この日も、気分に合わせたオイルをセレクトするところからスタート。2日目はシナモンなどがブレンドされた、暖炉の温かさを思わせるような香りを選んでいました。自分の感覚がこの滞在中にどう変化していくかも、オイルのセレクトの違いでわかります。
2日目のトリートメントは、蒸し上げた季節の植物を拳くらいの大きさにし、それを布で包み込んだ「葉玉(ようぎょく)」と呼ばれるもので身体を軽く叩く施術法です。アジアのスパではよく見かけるハーバルボールを「星のや東京」独自のアレンジを加えて作りあげたものだそう。ボールの中にはよもぎ、そして餅粉などが配合され、燻したよもぎの香りと、餅粉のモチモチとした感触がユニークです。
まずうつぶせになって背面から。背中や肩など、コリを感じやすい部分に丁寧に、温かな葉玉をやさしくリズミカルにポンポンと押し当てていきます。もちろん脚やデコルテ、腕もしっかりと施術してくれる至福の時間です。2回のスパはいずれもオールハンドのオイルトリートメント。植物性オイルの芳香が、深い呼吸をも導いてくれます。
2日目のトリートメントは「葉玉」でトントンと軽く叩く施術法で。心地よい振動が筋肉の緊張をほぐしてくれるような気がします。
【温泉】
無重力ってこんな感じ?
大手町温泉を独り占め
「貸切温泉」で体験する、味わったことのない浮遊感
2回目のスパトリートメントの前には、30分の貸切温泉の時間が設けられています。地下1500mから湧き出る天然温泉は、海水や海藻のミネラルを多く含む塩分濃度の濃い泉質。フローティングポールを曲げて枕のようにし、そこに首の後ろと両腕を広げて乗せ、全身を伸ばしてお湯に浸かり、大きく深呼吸します。深く息を吸い込むと、あれれ? 身体が呼吸とともに水面に浮かびあがり、吐くと今度は足先からゆっくりと沈んでいくではありませんか。それは今まで味わったことのない不思議な感覚。無重力ってこんな感じ? と思わせるような浮遊感です。そして、呼吸とは体に空気を取り込むことという、考えてみれば当たり前のことを、改めて実感した瞬間でした。
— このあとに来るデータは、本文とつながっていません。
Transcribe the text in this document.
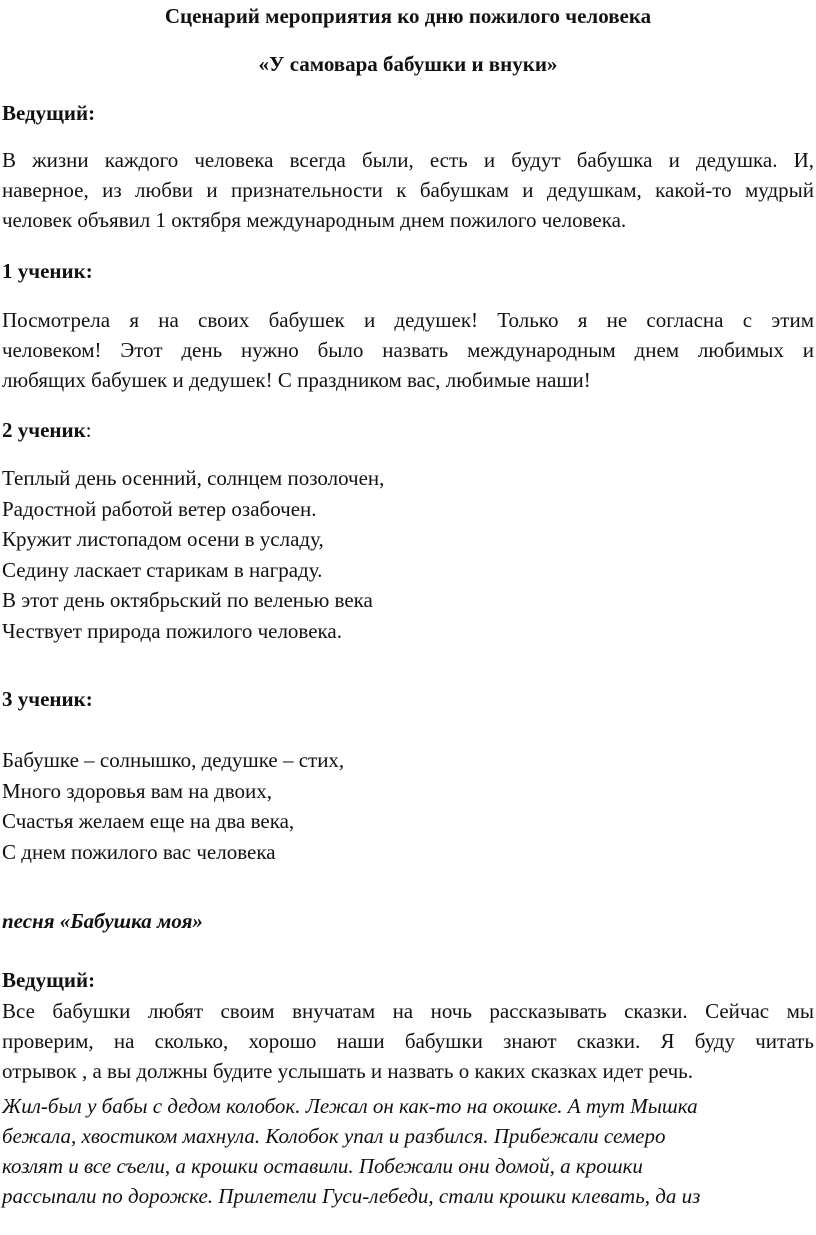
Сценарий мероприятия ко дню пожилого человека
«У самовара бабушки и внуки»
Ведущий:
В жизни каждого человека всегда были, есть и будут бабушка и дедушка. И,
наверное, из любви и признательности к бабушкам и дедушкам, какой-то мудрый
человек объявил 1 октября международным днем пожилого человека.
1 ученик:
Посмотрела я на своих бабушек и дедушек! Только я не согласна с этим
человеком! Этот день нужно было назвать международным днем любимых и
любящих бабушек и дедушек! С праздником вас, любимые наши!
2 ученик:
Теплый день осенний, солнцем позолочен,
Радостной работой ветер озабочен.
Кружит листопадом осени в усладу,
Седину ласкает старикам в награду.
В этот день октябрьский по веленью века
Чествует природа пожилого человека.
3 ученик:
Бабушке – солнышко, дедушке – стих,
Много здоровья вам на двоих,
Счастья желаем еще на два века,
С днем пожилого вас человека
песня «Бабушка моя»
Ведущий:
Все бабушки любят своим внучатам на ночь рассказывать сказки. Сейчас мы
проверим, на сколько, хорошо наши бабушки знают сказки. Я буду читать
отрывок , а вы должны будите услышать и назвать о каких сказках идет речь.
Жил-был у бабы с дедом колобок. Лежал он как-то на окошке. А тут Мышка
бежала, хвостиком махнула. Колобок упал и разбился. Прибежали семеро
козлят и все съели, а крошки оставили. Побежали они домой, а крошки
рассыпали по дорожке. Прилетели Гуси-лебеди, стали крошки клевать, да из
薄い褐色がかっている大手町温泉。肌当たりがやさしく、とても温まります。露天風呂の遥か上に広がる東京の空。スクエアに切り取られた空を見上げながらプカプカ浮かんでいると、時間はあっという間に経ってしまいます。(写真上)photo by Natsuko Okada(Studio Mug)
浴室内部は適度な暗さがなぜか心地よい。薄い茶褐色の大手町温泉に身体をまかせ、別世界にいるような気持ちに。(写真下)
【グルメ】
免疫力をつける食材が中心の特別メニューは、
身体にどこまでも優しく
初日の夕食は「豆乳鍋」です。白キクラゲ、豆腐、キノコなどをたっぷりの豆乳の鍋でいただきます。肺機能や免疫力を高める食材がメインとのこと。生姜、ねぎ、山椒などの薬味がふんだんに用意されているのも嬉しい限りです。夕食後にスパトリーメントが控えているので、少し控えめに。それでも、豆乳の深く優しい滋味が「ボディリメイク」を経た身体に染み渡るような気がします。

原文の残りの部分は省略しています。